Walking in London with Dickens
I’m currently reading Our Mutual Friend for the first time. Yesterday, the description of an early spring in London perfectly captured the bitter cold I experienced when living there from December through May three
years ago. One is compelled to walk in London, and even more so when living with a misanthropic companion, as I was then. So I walked, tramping across icy grass and winding around muddy puddles through Hampstead Heath to the warmth of a cozy corner and a hot toddy at Spaniards Inn, the 16th century pub which appears in Dickens’s The Pickwick Papers and Bram Stoker’s Dracula (and perhaps inspired Keats to write “Ode to a Nightingale”). Or, for a shorter walk, I’d cut across St. John’s Wood, past the barracks where Her Majesty The Queen’s ceremonial Saluting Battery drilled on their steeds, to Trojka, a Russian tea room in Primrose Hill for tea with cherry syrup and a sweet pancake filled with cream cheese and sultanas.
From Our Mutual Friend:
It was not summer yet, but spring; and it was not gentle spring ethereally mild, as in Thomson’s Seasons, but nipping spring with an easterly wind, as in Johnson’s, Jackson’s, Dickson’s, Smith’s, and Jones’s Seasons. The grating wind sawed rather than blew; and as it sawed, the sawdust whirled about the sawpit. Every street was a sawpit, and there were no top-sawyers; every passenger was an under-sawyer, with the sawdust blinding him and choking him.

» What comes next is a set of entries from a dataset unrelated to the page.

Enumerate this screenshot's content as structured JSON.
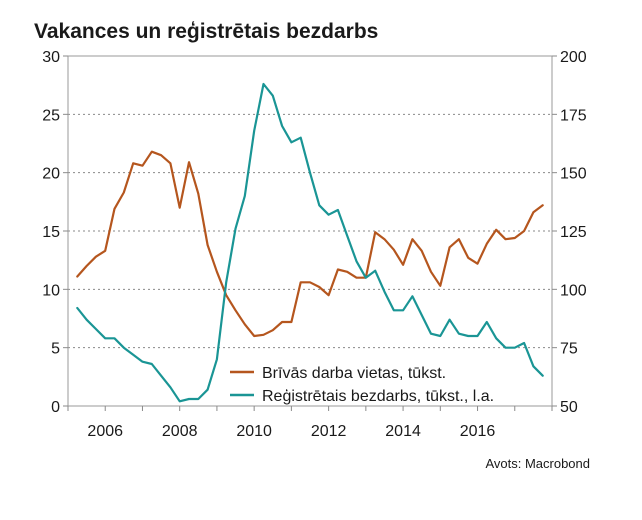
{
  "chart_data": {
    "type": "line",
    "title": "Vakances un reģistrētais bezdarbs",
    "source": "Avots: Macrobond",
    "x_ticks": [
      "2006",
      "2008",
      "2010",
      "2012",
      "2014",
      "2016"
    ],
    "x_range": [
      2005.0,
      2018.0
    ],
    "y_left": {
      "range": [
        0,
        30
      ],
      "ticks": [
        "0",
        "5",
        "10",
        "15",
        "20",
        "25",
        "30"
      ]
    },
    "y_right": {
      "range": [
        50,
        200
      ],
      "ticks": [
        "50",
        "75",
        "100",
        "125",
        "150",
        "175",
        "200"
      ]
    },
    "grid": "horizontal dotted",
    "legend_placement": "bottom-center",
    "series": [
      {
        "name": "Brīvās darba vietas, tūkst.",
        "axis": "left",
        "color": "#b5561e",
        "x": [
          2005.25,
          2005.5,
          2005.75,
          2006.0,
          2006.25,
          2006.5,
          2006.75,
          2007.0,
          2007.25,
          2007.5,
          2007.75,
          2008.0,
          2008.25,
          2008.5,
          2008.75,
          2009.0,
          2009.25,
          2009.5,
          2009.75,
          2010.0,
          2010.25,
          2010.5,
          2010.75,
          2011.0,
          2011.25,
          2011.5,
          2011.75,
          2012.0,
          2012.25,
          2012.5,
          2012.75,
          2013.0,
          2013.25,
          2013.5,
          2013.75,
          2014.0,
          2014.25,
          2014.5,
          2014.75,
          2015.0,
          2015.25,
          2015.5,
          2015.75,
          2016.0,
          2016.25,
          2016.5,
          2016.75,
          2017.0,
          2017.25,
          2017.5,
          2017.75
        ],
        "values": [
          11.1,
          12.0,
          12.8,
          13.3,
          16.9,
          18.3,
          20.8,
          20.6,
          21.8,
          21.5,
          20.8,
          17.0,
          20.9,
          18.2,
          13.8,
          11.5,
          9.5,
          8.2,
          7.0,
          6.0,
          6.1,
          6.5,
          7.2,
          7.2,
          10.6,
          10.6,
          10.2,
          9.5,
          11.7,
          11.5,
          11.0,
          11.0,
          14.9,
          14.3,
          13.4,
          12.1,
          14.3,
          13.3,
          11.5,
          10.3,
          13.6,
          14.3,
          12.7,
          12.2,
          13.9,
          15.1,
          14.3,
          14.4,
          15.0,
          16.6,
          17.2
        ]
      },
      {
        "name": "Reģistrētais bezdarbs, tūkst., l.a.",
        "axis": "right",
        "color": "#1a9595",
        "x": [
          2005.25,
          2005.5,
          2005.75,
          2006.0,
          2006.25,
          2006.5,
          2006.75,
          2007.0,
          2007.25,
          2007.5,
          2007.75,
          2008.0,
          2008.25,
          2008.5,
          2008.75,
          2009.0,
          2009.25,
          2009.5,
          2009.75,
          2010.0,
          2010.25,
          2010.5,
          2010.75,
          2011.0,
          2011.25,
          2011.5,
          2011.75,
          2012.0,
          2012.25,
          2012.5,
          2012.75,
          2013.0,
          2013.25,
          2013.5,
          2013.75,
          2014.0,
          2014.25,
          2014.5,
          2014.75,
          2015.0,
          2015.25,
          2015.5,
          2015.75,
          2016.0,
          2016.25,
          2016.5,
          2016.75,
          2017.0,
          2017.25,
          2017.5,
          2017.75
        ],
        "values": [
          92,
          87,
          83,
          79,
          79,
          75,
          72,
          69,
          68,
          63,
          58,
          52,
          53,
          53,
          57,
          70,
          103,
          126,
          140,
          168,
          188,
          183,
          170,
          163,
          165,
          150,
          136,
          132,
          134,
          123,
          112,
          105,
          108,
          99,
          91,
          91,
          97,
          89,
          81,
          80,
          87,
          81,
          80,
          80,
          86,
          79,
          75,
          75,
          77,
          67,
          63
        ]
      }
    ]
  }
}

That mysterious paper currency which circulates in London when the wind blows, gyrated here and there and everywhere. Whence can it come, whither can it go? It hangs on every bush, flutters in every tree, is caught flying by the electric wires, haunts every enclosure, drinks at every pump, cowers at every grating, shudders upon every plot of grass, seeks rest in vain behind the legions of iron rails. In Paris, where nothing is wasted, costly and luxurious city though it be, but where wonderful human ants creep out of holes and pick up every scrap, there is no such thing. There, it blows nothing but dust. There, sharp eyes and sharp stomachs reap even the east wind, and get something out of it.
The wind sawed, and the sawdust whirled. The shrubs wrung their many hands, bemoaning that they had been over-persuaded by the sun to bud; the young leaves pined; the sparrows repented of their early marriages, like men and women; the colours of the rainbow were discernible, not in floral spring, but in the faces of the people whom it nibbled and pinched. And ever the wind sawed, and the sawdust whirled.
When the spring evenings are too long and light to shut out, and such weather is rife, the city which Mr Podsnap so explanatorily called London, Londres, London, is at its worst. Such a black shrill city, combining the qualities of a smoky house and a scolding wife; such a gritty city; such a hopeless city, with no rent in the leaden canopy of its sky; such a beleaguered city, invested by the great Marsh Forces of Essex and Kent. So the two old schoolfellows felt it to be, as, their dinner done, they turned towards the fire to smoke. Young Blight was gone, the coffee- house waiter was gone, the plates and dishes were gone, the wine was going—but not in the same direction.